Смекни!
smekni.com

С.А.Есенин и революция (стр. 10 из 17)

В газетах о стихотворении сообщалось сумбурно, авторы писали всяк на свой лад. В "Последних новостях" (Париж, 1925, 30 декабря) в информации ТАСС от 29 декабря говорилось: "На столе найдено начатое стихотворение, написанное кровью". Тассовец, конечно же с чьих-то слов, определил -степень завершенности послания и, не видя его, дал ему "кровавую” характеристику. О неосведомленности журналиста свидетельствует и такая его фраза: "Поэту было только 22 года"

Заметьте, - так же, как назойливо лжесвидетели "поселяли" Есенина в "Англетере", с такой же настырностью желтые писаки сообщали о "До свиданья..." Причем сообщали по-разному. Спешившая всех опередить вульгарная “Новая вечерняя газета" 29 декабря, когда еще полной согласованности в действиях убийцы и их укрывателей не наметилось, информировала нейтрально: "На небольшом письменном столе лежала синяя обложка с надписью "Нужные бумаги". В ней была старая переписка пота". Миф о предсмертном послании уже родился, но еще не обрел законченную форму.

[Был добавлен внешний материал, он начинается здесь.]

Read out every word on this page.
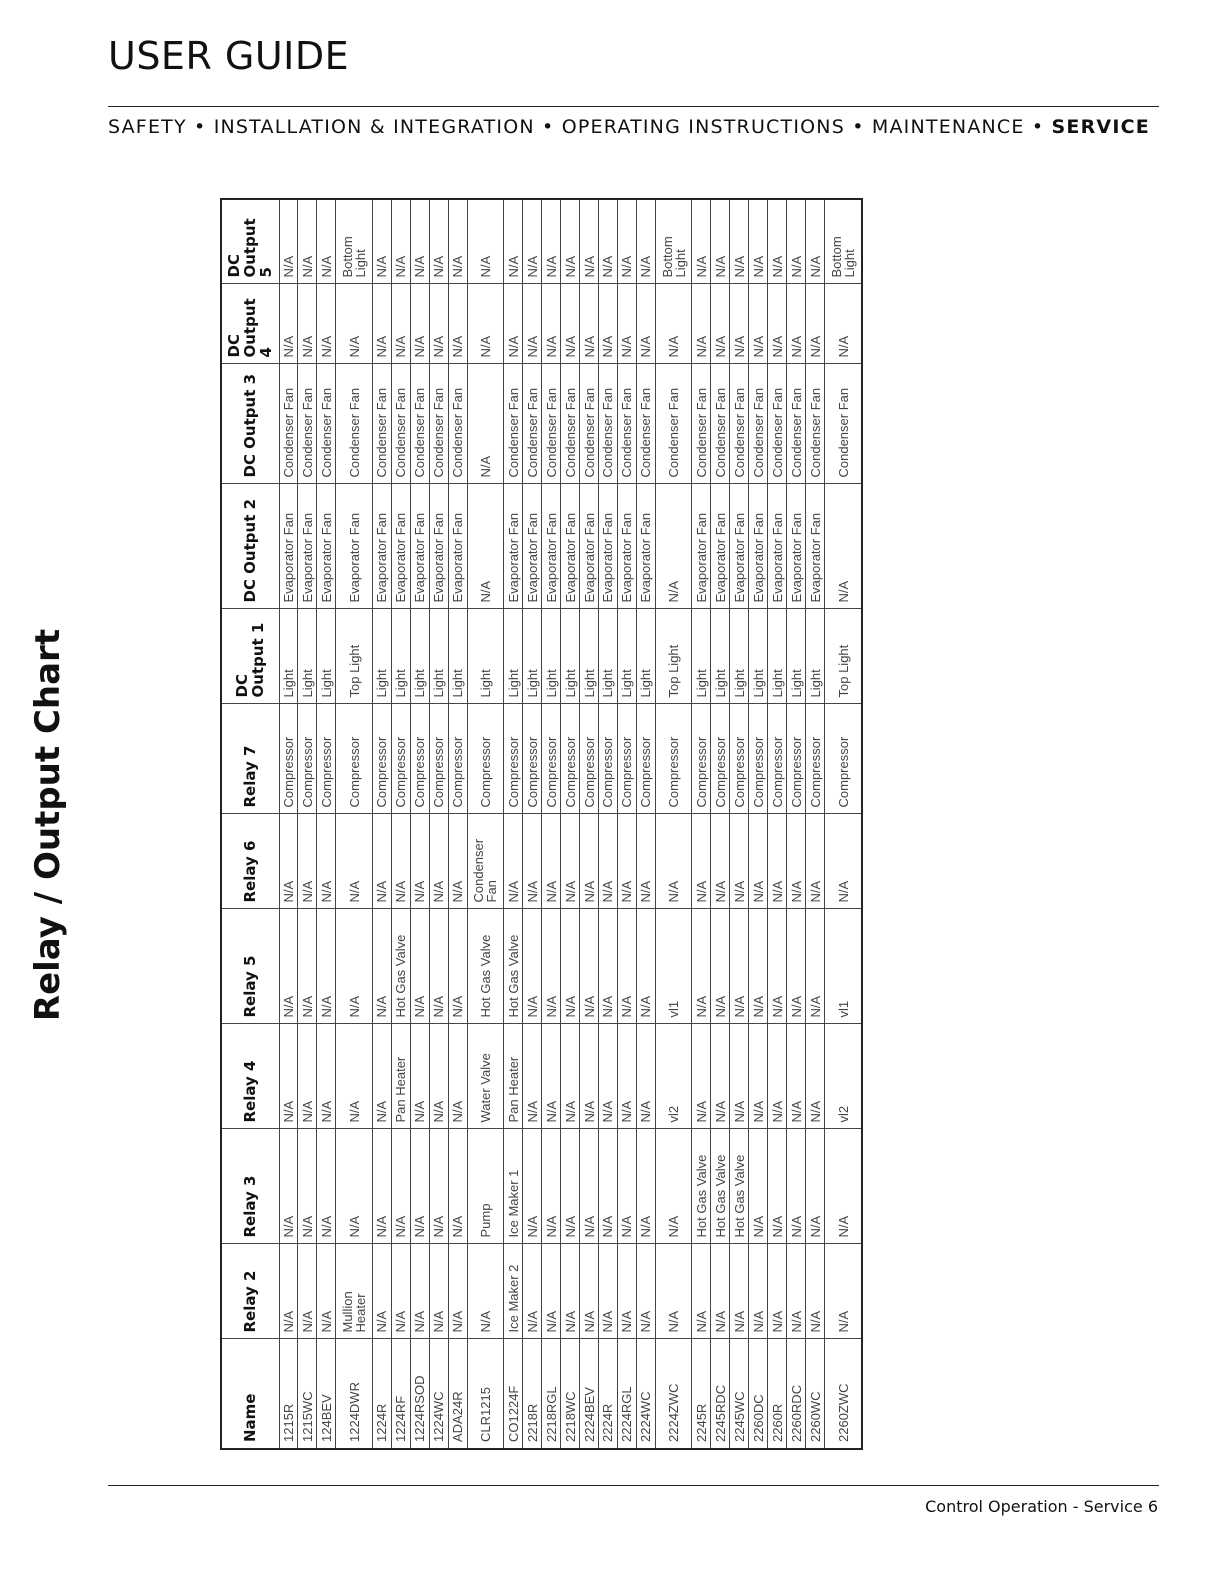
USER GUIDE
SAFETY • INSTALLATION & INTEGRATION • OPERATING INSTRUCTIONS • MAINTENANCE • SERVICE
Relay / Output Chart
Name	Relay 2	Relay 3	Relay 4	Relay 5	Relay 6	Relay 7	DC Output 1	DC Output 2	DC Output 3	DC Output 4	DC Output 5
1215R	N/A	N/A	N/A	N/A	N/A	Compressor	Light	Evaporator Fan	Condenser Fan	N/A	N/A
1215WC	N/A	N/A	N/A	N/A	N/A	Compressor	Light	Evaporator Fan	Condenser Fan	N/A	N/A
124BEV	N/A	N/A	N/A	N/A	N/A	Compressor	Light	Evaporator Fan	Condenser Fan	N/A	N/A
1224DWR	Mullion Heater	N/A	N/A	N/A	N/A	Compressor	Top Light	Evaporator Fan	Condenser Fan	N/A	Bottom Light
1224R	N/A	N/A	N/A	N/A	N/A	Compressor	Light	Evaporator Fan	Condenser Fan	N/A	N/A
1224RF	N/A	N/A	Pan Heater	Hot Gas Valve	N/A	Compressor	Light	Evaporator Fan	Condenser Fan	N/A	N/A
1224RSOD	N/A	N/A	N/A	N/A	N/A	Compressor	Light	Evaporator Fan	Condenser Fan	N/A	N/A
1224WC	N/A	N/A	N/A	N/A	N/A	Compressor	Light	Evaporator Fan	Condenser Fan	N/A	N/A
ADA24R	N/A	N/A	N/A	N/A	N/A	Compressor	Light	Evaporator Fan	Condenser Fan	N/A	N/A
CLR1215	N/A	Pump	Water Valve	Hot Gas Valve	Condenser Fan	Compressor	Light	N/A	N/A	N/A	N/A
CO1224F	Ice Maker 2	Ice Maker 1	Pan Heater	Hot Gas Valve	N/A	Compressor	Light	Evaporator Fan	Condenser Fan	N/A	N/A
2218R	N/A	N/A	N/A	N/A	N/A	Compressor	Light	Evaporator Fan	Condenser Fan	N/A	N/A
2218RGL	N/A	N/A	N/A	N/A	N/A	Compressor	Light	Evaporator Fan	Condenser Fan	N/A	N/A
2218WC	N/A	N/A	N/A	N/A	N/A	Compressor	Light	Evaporator Fan	Condenser Fan	N/A	N/A
2224BEV	N/A	N/A	N/A	N/A	N/A	Compressor	Light	Evaporator Fan	Condenser Fan	N/A	N/A
2224R	N/A	N/A	N/A	N/A	N/A	Compressor	Light	Evaporator Fan	Condenser Fan	N/A	N/A
2224RGL	N/A	N/A	N/A	N/A	N/A	Compressor	Light	Evaporator Fan	Condenser Fan	N/A	N/A
2224WC	N/A	N/A	N/A	N/A	N/A	Compressor	Light	Evaporator Fan	Condenser Fan	N/A	N/A
2224ZWC	N/A	N/A	vl2	vl1	N/A	Compressor	Top Light	N/A	Condenser Fan	N/A	Bottom Light
2245R	N/A	Hot Gas Valve	N/A	N/A	N/A	Compressor	Light	Evaporator Fan	Condenser Fan	N/A	N/A
2245RDC	N/A	Hot Gas Valve	N/A	N/A	N/A	Compressor	Light	Evaporator Fan	Condenser Fan	N/A	N/A
2245WC	N/A	Hot Gas Valve	N/A	N/A	N/A	Compressor	Light	Evaporator Fan	Condenser Fan	N/A	N/A
2260DC	N/A	N/A	N/A	N/A	N/A	Compressor	Light	Evaporator Fan	Condenser Fan	N/A	N/A
2260R	N/A	N/A	N/A	N/A	N/A	Compressor	Light	Evaporator Fan	Condenser Fan	N/A	N/A
2260RDC	N/A	N/A	N/A	N/A	N/A	Compressor	Light	Evaporator Fan	Condenser Fan	N/A	N/A
2260WC	N/A	N/A	N/A	N/A	N/A	Compressor	Light	Evaporator Fan	Condenser Fan	N/A	N/A
2260ZWC	N/A	N/A	vl2	vl1	N/A	Compressor	Top Light	N/A	Condenser Fan	N/A	Bottom Light
Control Operation - Service 6
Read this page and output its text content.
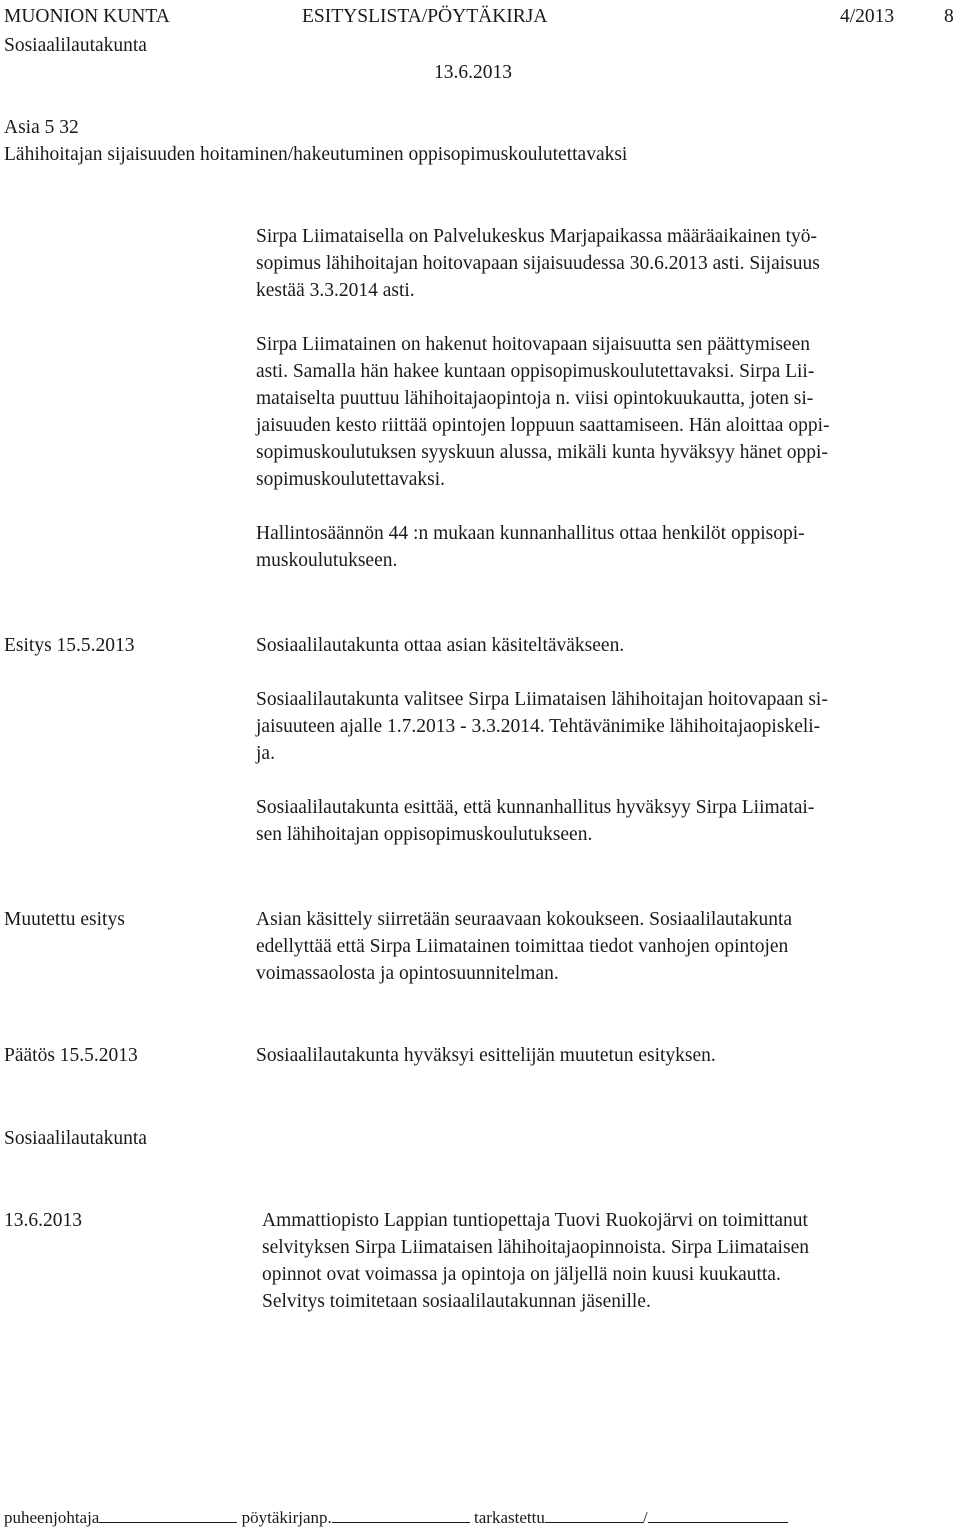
MUONION KUNTA	ESITYSLISTA/PÖYTÄKIRJA	4/2013	8
Sosiaalilautakunta
13.6.2013
Asia 5 32
Lähihoitajan sijaisuuden hoitaminen/hakeutuminen oppisopimuskoulutettavaksi

Sirpa Liimataisella on Palvelukeskus Marjapaikassa määräaikainen työ-

sopimus lähihoitajan hoitovapaan sijaisuudessa 30.6.2013 asti. Sijaisuus

kestää 3.3.2014 asti.

Sirpa Liimatainen on hakenut hoitovapaan sijaisuutta sen päättymiseen

asti. Samalla hän hakee kuntaan oppisopimuskoulutettavaksi. Sirpa Lii-

mataiselta puuttuu lähihoitajaopintoja n. viisi opintokuukautta, joten si-

jaisuuden kesto riittää opintojen loppuun saattamiseen. Hän aloittaa oppi-

sopimuskoulutuksen syyskuun alussa, mikäli kunta hyväksyy hänet oppi-

sopimuskoulutettavaksi.

Hallintosäännön 44 :n mukaan kunnanhallitus ottaa henkilöt oppisopi-

muskoulutukseen.

Esitys 15.5.2013	Sosiaalilautakunta ottaa asian käsiteltäväkseen.

Sosiaalilautakunta valitsee Sirpa Liimataisen lähihoitajan hoitovapaan si-

jaisuuteen ajalle 1.7.2013 - 3.3.2014. Tehtävänimike lähihoitajaopiskeli-

ja.

Sosiaalilautakunta esittää, että kunnanhallitus hyväksyy Sirpa Liimatai-

sen lähihoitajan oppisopimuskoulutukseen.

Muutettu esitys	Asian käsittely siirretään seuraavaan kokoukseen. Sosiaalilautakunta

edellyttää että Sirpa Liimatainen toimittaa tiedot vanhojen opintojen

voimassaolosta ja opintosuunnitelman.

Päätös 15.5.2013	Sosiaalilautakunta hyväksyi esittelijän muutetun esityksen.
Sosiaalilautakunta
13.6.2013	Ammattiopisto Lappian tuntiopettaja Tuovi Ruokojärvi on toimittanut

selvityksen Sirpa Liimataisen lähihoitajaopinnoista. Sirpa Liimataisen

opinnot ovat voimassa ja opintoja on jäljellä noin kuusi kuukautta.

Selvitys toimitetaan sosiaalilautakunnan jäsenille.

puheenjohtaja	pöytäkirjanp.	tarkastettu	/
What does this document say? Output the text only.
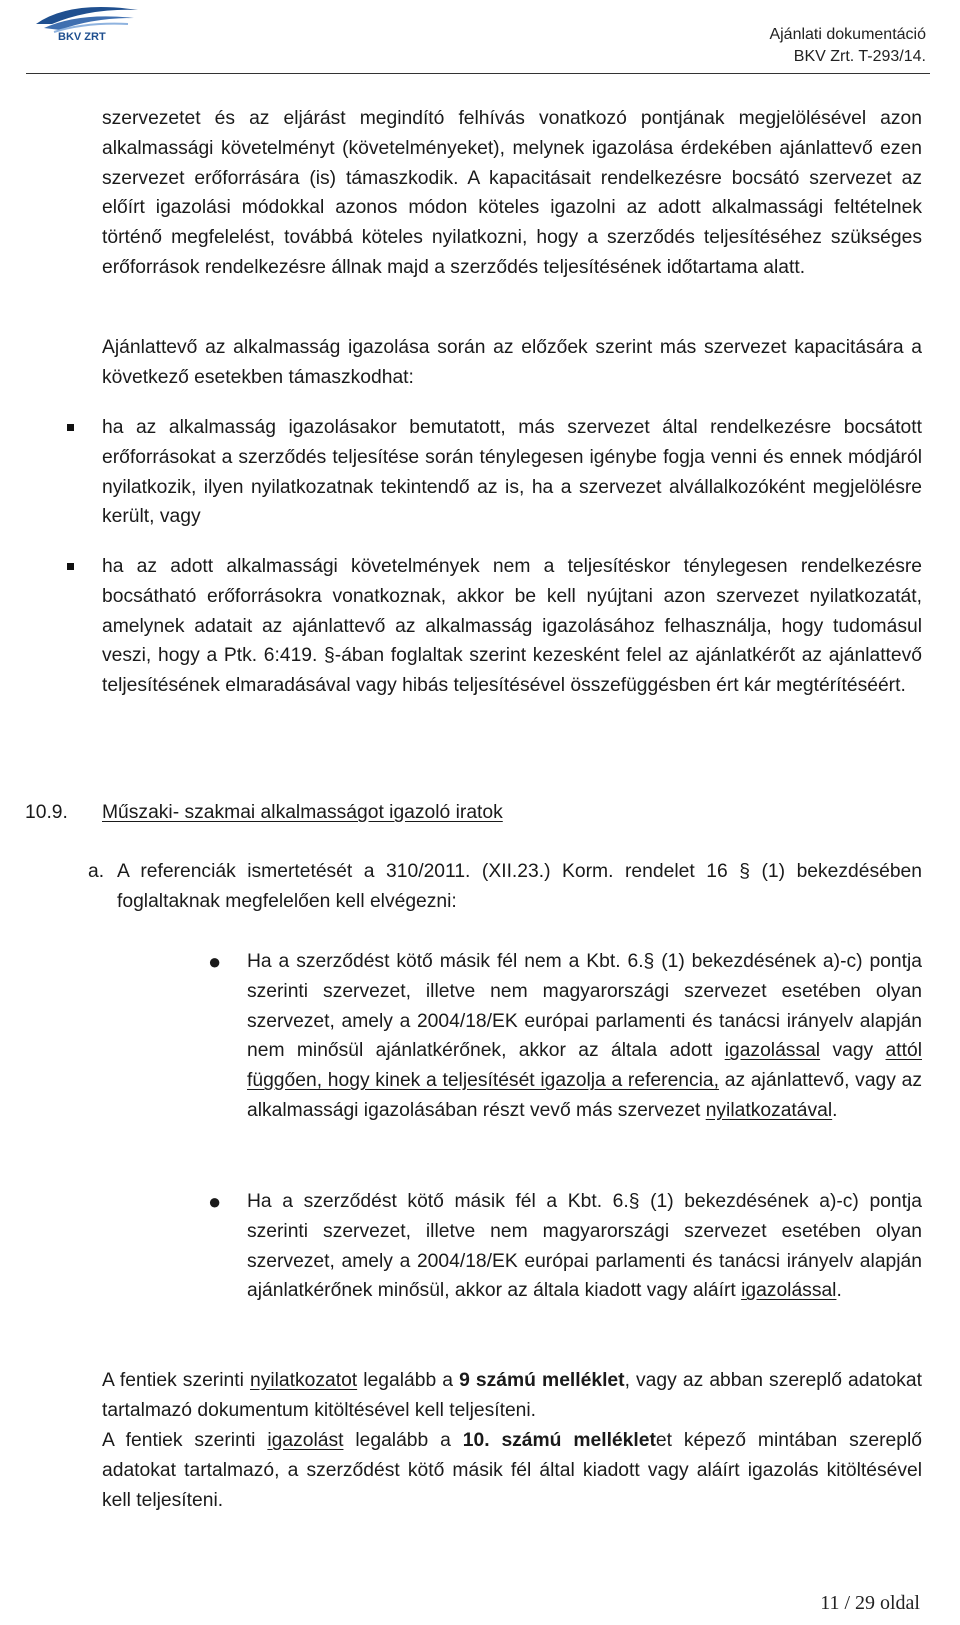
BKV ZRT	Ajánlati dokumentáció
BKV Zrt. T-293/14.
szervezetet és az eljárást megindító felhívás vonatkozó pontjának megjelölésével azon alkalmassági követelményt (követelményeket), melynek igazolása érdekében ajánlattevő ezen szervezet erőforrására (is) támaszkodik. A kapacitásait rendelkezésre bocsátó szervezet az előírt igazolási módokkal azonos módon köteles igazolni az adott alkalmassági feltételnek történő megfelelést, továbbá köteles nyilatkozni, hogy a szerződés teljesítéséhez szükséges erőforrások rendelkezésre állnak majd a szerződés teljesítésének időtartama alatt.
Ajánlattevő az alkalmasság igazolása során az előzőek szerint más szervezet kapacitására a következő esetekben támaszkodhat:
ha az alkalmasság igazolásakor bemutatott, más szervezet által rendelkezésre bocsátott erőforrásokat a szerződés teljesítése során ténylegesen igénybe fogja venni és ennek módjáról nyilatkozik, ilyen nyilatkozatnak tekintendő az is, ha a szervezet alvállalkozóként megjelölésre került, vagy
ha az adott alkalmassági követelmények nem a teljesítéskor ténylegesen rendelkezésre bocsátható erőforrásokra vonatkoznak, akkor be kell nyújtani azon szervezet nyilatkozatát, amelynek adatait az ajánlattevő az alkalmasság igazolásához felhasználja, hogy tudomásul veszi, hogy a Ptk. 6:419. §-ában foglaltak szerint kezesként felel az ajánlatkérőt az ajánlattevő teljesítésének elmaradásával vagy hibás teljesítésével összefüggésben ért kár megtérítéséért.
10.9.	Műszaki- szakmai alkalmasságot igazoló iratok
a. A referenciák ismertetését a 310/2011. (XII.23.) Korm. rendelet 16 § (1) bekezdésében foglaltaknak megfelelően kell elvégezni:
● Ha a szerződést kötő másik fél nem a Kbt. 6.§ (1) bekezdésének a)-c) pontja szerinti szervezet, illetve nem magyarországi szervezet esetében olyan szervezet, amely a 2004/18/EK európai parlamenti és tanácsi irányelv alapján nem minősül ajánlatkérőnek, akkor az általa adott igazolással vagy attól függően, hogy kinek a teljesítését igazolja a referencia, az ajánlattevő, vagy az alkalmassági igazolásában részt vevő más szervezet nyilatkozatával.
● Ha a szerződést kötő másik fél a Kbt. 6.§ (1) bekezdésének a)-c) pontja szerinti szervezet, illetve nem magyarországi szervezet esetében olyan szervezet, amely a 2004/18/EK európai parlamenti és tanácsi irányelv alapján ajánlatkérőnek minősül, akkor az általa kiadott vagy aláírt igazolással.
A fentiek szerinti nyilatkozatot legalább a 9 számú melléklet, vagy az abban szereplő adatokat tartalmazó dokumentum kitöltésével kell teljesíteni.
A fentiek szerinti igazolást legalább a 10. számú mellékletet képező mintában szereplő adatokat tartalmazó, a szerződést kötő másik fél által kiadott vagy aláírt igazolás kitöltésével kell teljesíteni.
11 / 29 oldal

Очевидно, более всего читателя повергала в недоумение наша гипотеза о "забывчивом" Эрлихе, в глаза не видевшем адресованного ему послания. Ничего дерзкого в таком предположении нет. Во-первых, откуда известно, что стихотворение посвящено "Вове"? От него самого. Но даже малейшего доверия он не заслуживает. Во-вторых, "До свиданья..." в виденной нами рукописи не датировано. В-третьих, обратите внимание, Эрлих о нем поначалу нигде не распространяется, и это говорит не о его скромности, а об отчужденности "милого друга" от кем-то наспех сочиненного восьмистишья. Эрлих отличался крайним тщеславием, и непонятно его равнодушие к строкам, удержавшим этого типа на плаву известности.

Настаиваем: Эрлих "До свиданья..." увидел впервые уже напечатанным в "Красной газете". Элементарная логика подсказывает: он "забыл" его прочитать 27 декабря, так как читать было нечего. Согласитесь, если бы послание существовало в тот день, его бы показывали всякому встречному поперечному, дабы, так сказать, документально закрепить версию о самоубийстве поэта. Однако все это догадки. Обратимся к фактам, которые лишь подтверждают нашу версию. Сравнительно недавно удалось точно установить: рукописный экземпляр "До свиданья..." принес в Пушкинский Дом (ПД) 2 февраля 1930 года зав. редакцией и отдела рецензий журнала "Звезда" Георгий Ефимович Горбачев (1897-1942). Есть основательное подозрение, что оформлял прием "автографа" новоиспеченный сотрудник ПД, он же работник ГПУ М., - мы о нем расскажем. В учетных данных рукописного отдела ИРЛИ содержалась пометка о передаче того листка через Горбачева "от В. И. Эрлиха". Можно подумать, - первый исполнял поручение второго, весьма занятого мемуарами о "Сереже" или очередным сексотским заданием. Вот так Эрлих! Есенин посвятил ему последнюю исповедь своей души (допустим такое), тем самым обессмертив его, а "Вова" не нашел времени доехать от своего жилья (ул. Литераторов, д. 19, кв. 3) до Пушкинского Дома на набережной Макарова. Г. Е. Горбачев был слишком большой комиссарской персоной, чтобы находиться у Эрлиха на побегушках. Фраза из анналов Пушкинского Дома - "от В. И. Эрлиха" - лишь вынужденная дань легенде, по которой "Вове" назначалась роль адресата "есенинского” послания. Так как наше расследование приняло неожиданный оборот, расскажем о Горбачеве подробнее.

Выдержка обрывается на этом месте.